Elle ne conviendra pas à tout le monde, mais ça en est une. Cela peut être provisoire, durer quelques années, entre deux histoires ou plus longtemps. Même si ça se voit de plus en plus, la sologamie n'est pas valorisée. Pourtant, c'est génial de se prioriser, de vouloir l'amour de soi. Finalement, c'est ça le message de ce livre : dire aux filles "pensez à vous prioriser, et après vous vous occuperez de l'amour de quelqu'un". La sologamie, c'est réfléchir à soi, à ses propres besoins, à ses propres aspirations. Ça ne veut pas dire écraser les autres, être égoïste et dénué d'empathie, mais ne pas se retrouver à se sacrifier au nom de l'amour.

"Il faut d'abord s'aimer soi, passer du temps avec soi, accepter la solitude sans en avoir peur"

Livre "C'est quoi l'amour ?" Ovidie
Couverture du livre "C'est quoi l'amour ?" d'Ovidie © Collection ALT

Il arrive que des femmes fassent des choix en fonction de leur partenaire, refuser une mutation par exemple, pour rester à ses côtés. La sologamie encourage à se prioriser, à être l'unique personne de notre espace mental, pour ne pas se laisser ronger par les relations amoureuses qui peuvent être destructrices, ne pas consacrer toute son énergie à plaire. Je pense qu'il faut d'abord s'aimer soi, passer du temps avec soi – et pas juste une soirée de temps en temps – accepter par moment la solitude sans en avoir peur, se concentrer sur ses besoins. Avec la sologamie, on se prouve qu'on est capable de tout.
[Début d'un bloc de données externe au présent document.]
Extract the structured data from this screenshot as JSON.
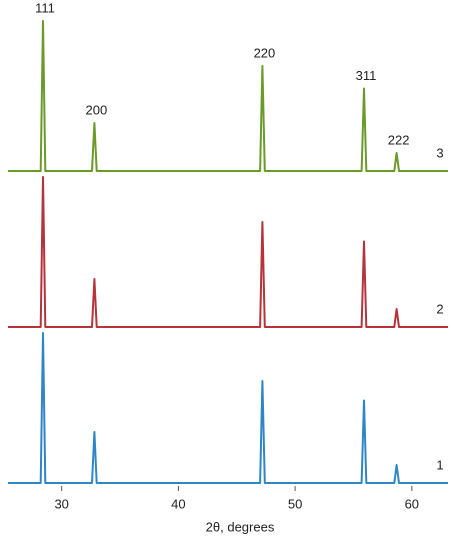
{
  "chart_data": {
    "type": "line",
    "xlabel": "2θ, degrees",
    "x": [
      25.4,
      28.2,
      28.4,
      28.6,
      32.6,
      32.8,
      33.0,
      47.0,
      47.2,
      47.4,
      55.7,
      55.9,
      56.1,
      58.5,
      58.7,
      58.9,
      63.1
    ],
    "series": [
      {
        "name": "1",
        "color": "#2f86c6",
        "values": [
          0,
          0,
          100,
          0,
          0,
          34,
          0,
          0,
          68,
          0,
          0,
          55,
          0,
          0,
          12,
          0,
          0
        ]
      },
      {
        "name": "2",
        "color": "#b5333a",
        "values": [
          0,
          0,
          100,
          0,
          0,
          32,
          0,
          0,
          70,
          0,
          0,
          57,
          0,
          0,
          12,
          0,
          0
        ]
      },
      {
        "name": "3",
        "color": "#6a9a2a",
        "values": [
          0,
          0,
          100,
          0,
          0,
          32,
          0,
          0,
          70,
          0,
          0,
          55,
          0,
          0,
          12,
          0,
          0
        ]
      }
    ],
    "annotations": [
      {
        "text": "111",
        "x": 28.4
      },
      {
        "text": "200",
        "x": 32.8
      },
      {
        "text": "220",
        "x": 47.2
      },
      {
        "text": "311",
        "x": 55.9
      },
      {
        "text": "222",
        "x": 58.7
      }
    ],
    "xlim": [
      25.4,
      63.1
    ],
    "xticks": [
      30,
      40,
      50,
      60
    ],
    "ylim": [
      0,
      104
    ]
  }
}
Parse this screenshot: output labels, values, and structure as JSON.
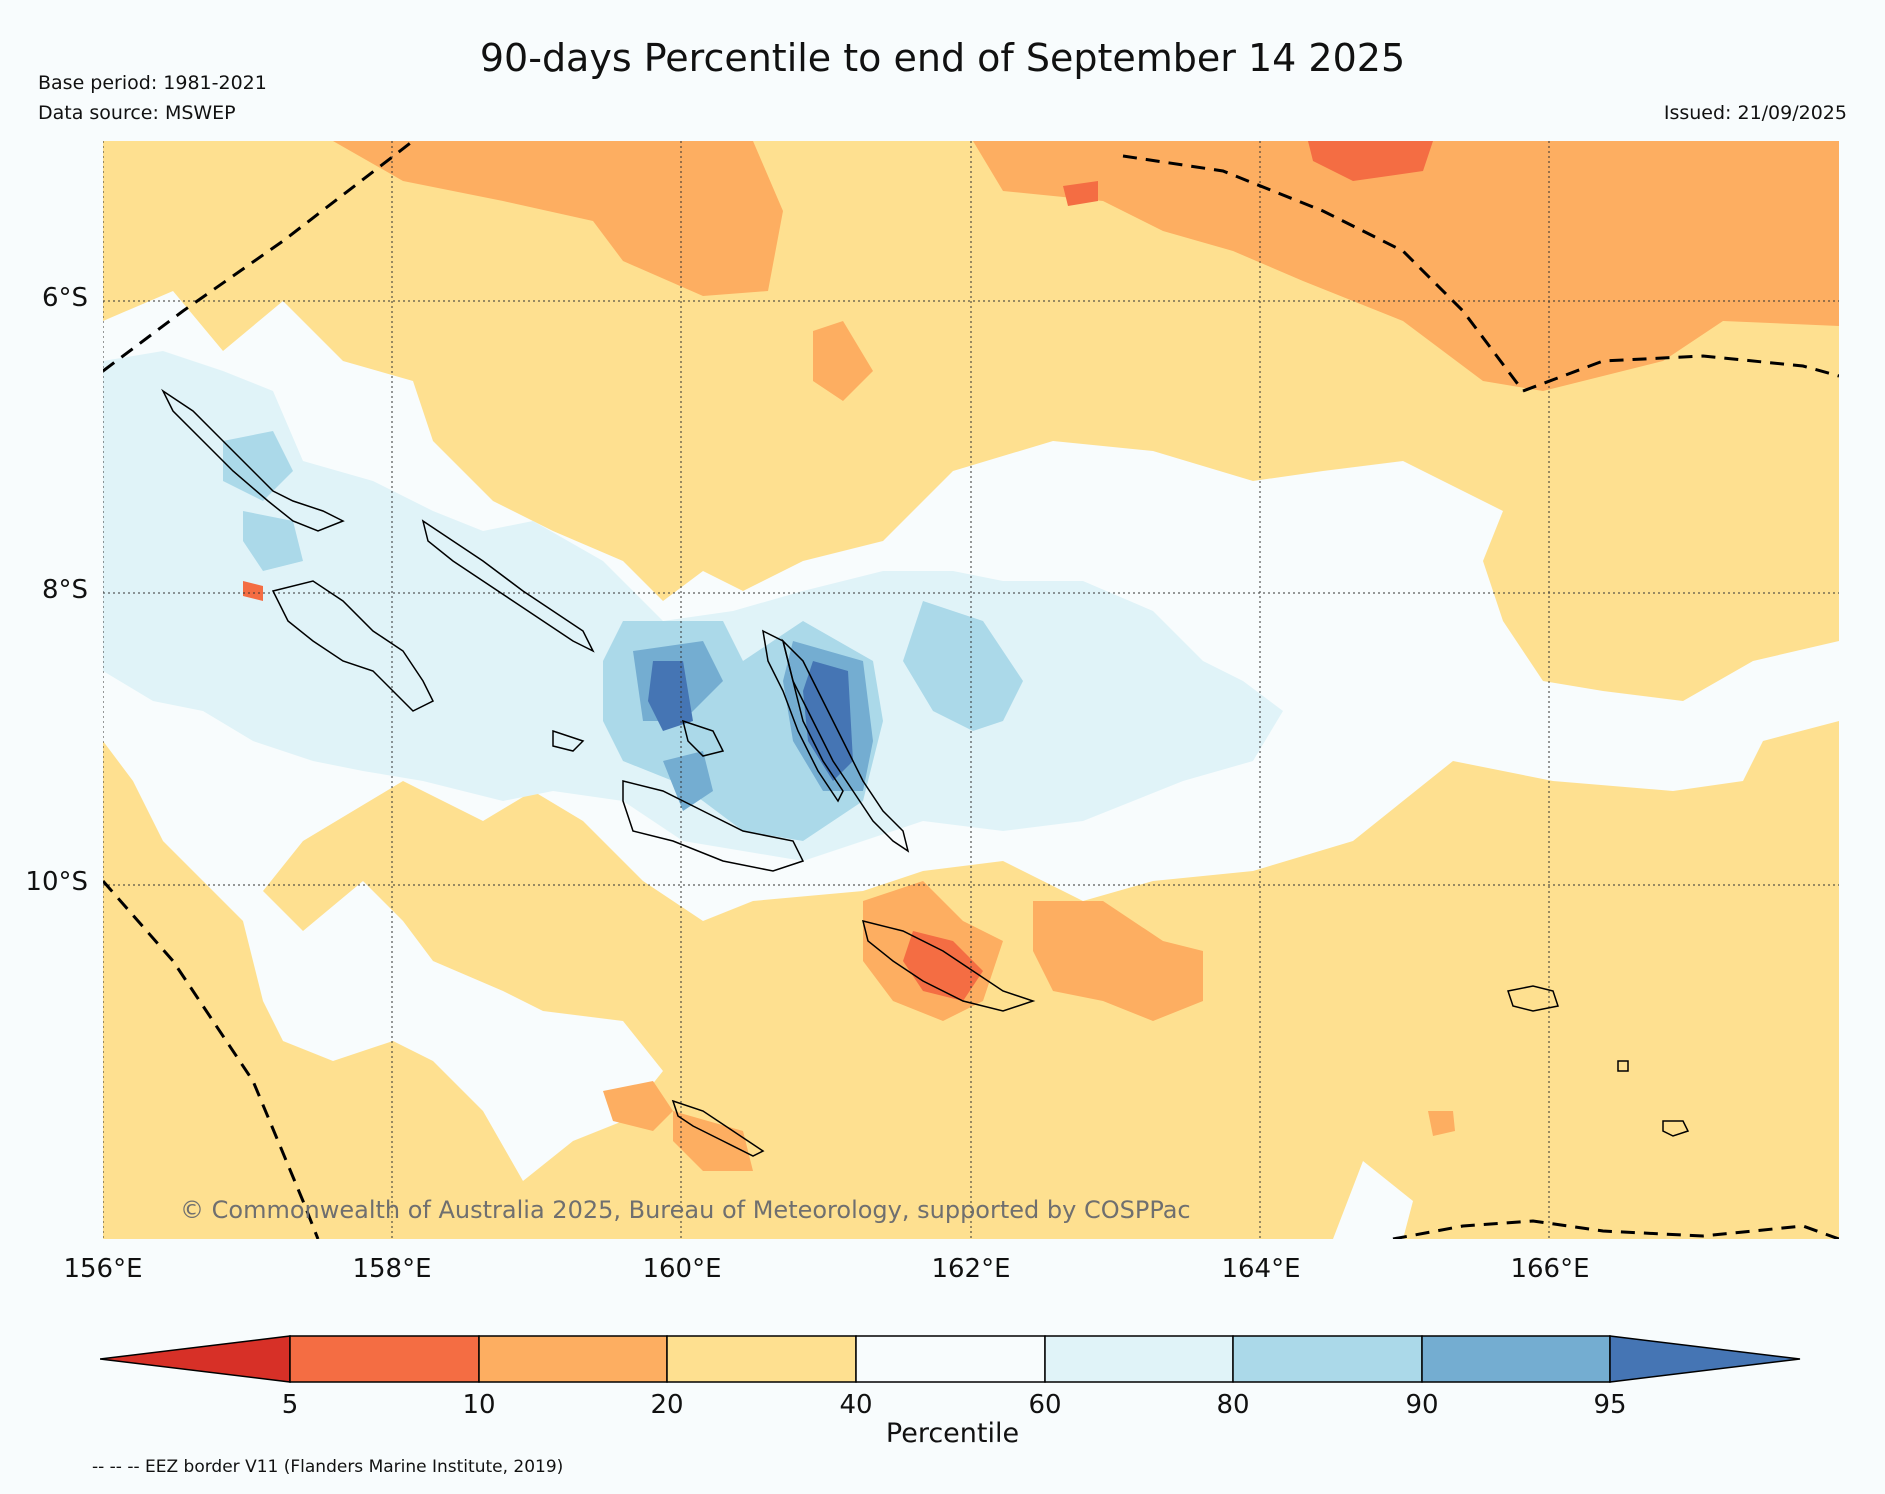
{
  "header": {
    "title": "90-days Percentile to end of September 14 2025",
    "base_period": "Base period: 1981-2021",
    "data_source": "Data source: MSWEP",
    "issued": "Issued: 21/09/2025"
  },
  "map": {
    "lat_labels": [
      "6°S",
      "8°S",
      "10°S"
    ],
    "lon_labels": [
      "156°E",
      "158°E",
      "160°E",
      "162°E",
      "164°E",
      "166°E"
    ],
    "copyright": "© Commonwealth of Australia 2025, Bureau of Meteorology, supported by COSPPac"
  },
  "colorbar": {
    "title": "Percentile",
    "tick_labels": [
      "5",
      "10",
      "20",
      "40",
      "60",
      "80",
      "90",
      "95"
    ],
    "colors": [
      "#d73027",
      "#f46d43",
      "#fdae61",
      "#fee090",
      "#f8fcfd",
      "#e0f3f8",
      "#abd9e9",
      "#74add1",
      "#4575b4"
    ]
  },
  "footer": {
    "eez_note": "-- -- -- EEZ border V11 (Flanders Marine Institute, 2019)"
  }
}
De nombreuses femmes ont peur d'aller toute seule au restaurant, de partir en vacances seules. On n'a pas forcément besoin d'être en couple pour faire ces choses, on se prouve alors qu'on en est capable.

Vous évoquez l'amour égalitaire comme une façon urgente d'aimer. Comment le mettre en place dans ses relations ?
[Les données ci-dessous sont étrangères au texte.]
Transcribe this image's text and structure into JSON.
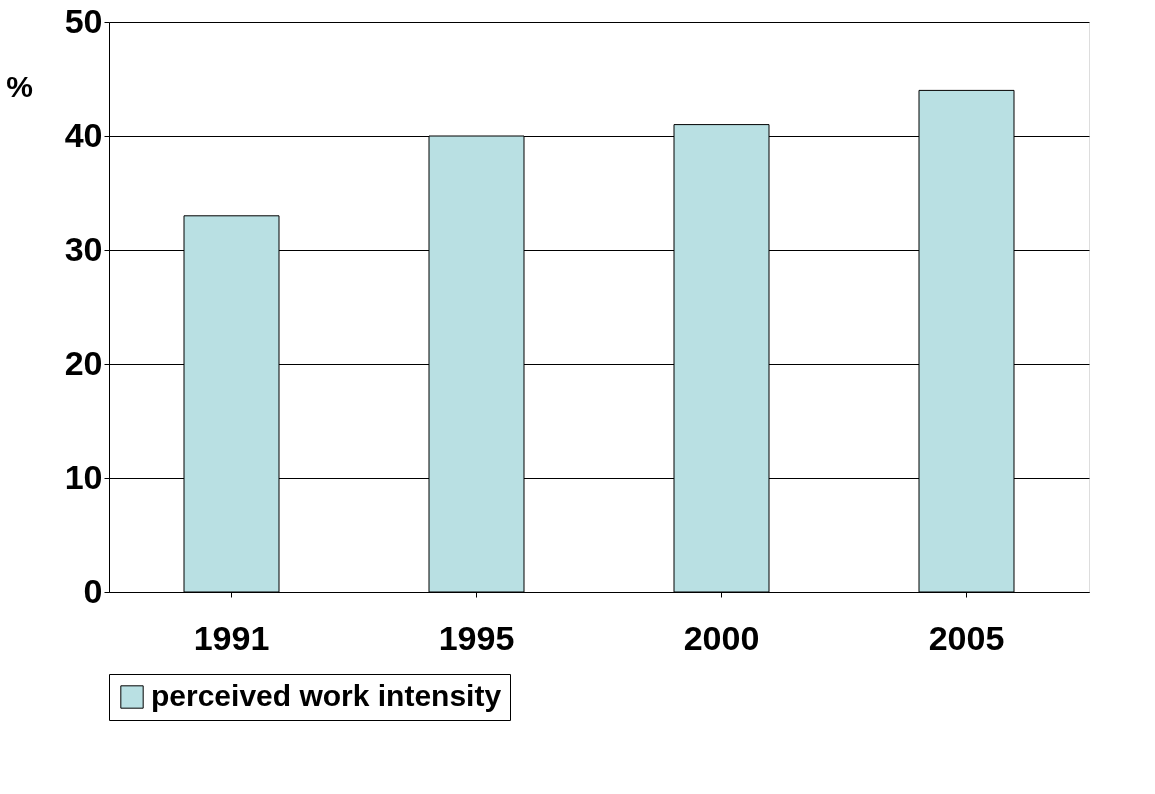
{
  "chart_data": {
    "type": "bar",
    "ylabel": "%",
    "categories": [
      "1991",
      "1995",
      "2000",
      "2005"
    ],
    "series": [
      {
        "name": "perceived work intensity",
        "color": "#b9e0e3",
        "values": [
          33,
          40,
          41,
          44
        ]
      }
    ],
    "ylim": [
      0,
      50
    ],
    "yticks": [
      0,
      10,
      20,
      30,
      40,
      50
    ],
    "grid": "y",
    "legend": "bottom"
  }
}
Il faudrait commencer à réfléchir et à se questionner pour repérer les inégalités. Il ne s'agit pas de faire la police de l'égalité à la maison, mais se poser de temps en temps la question "Est-ce que c'est normal ?". Il ne peut pas y avoir dans le couple qu'un seul des deux membres qui réfléchit et déconstruit l'amour. Cette égalité, il faut aussi la vouloir dans l'ensemble de la société pour que ça avance, de l'amour égalitaire dans une société inégalitaire ça ne marche pas, cela se réfléchit plus globalement. Cette question est de plus en plus dans les esprits, mais elle n'est pas toujours présente dans les relations hétérosexuelles. On ne peut pas, en tant qu'homme, se dire pour l'égalité au quotidien et à partir du moment où on rentre dans la sphère de l'intime, du foyer, cesser de penser à l'égalité.

Merci à Ovidie, autrice du livre "C'est quoi l'amour ?", collection ALT, La Martinière Jeunesse.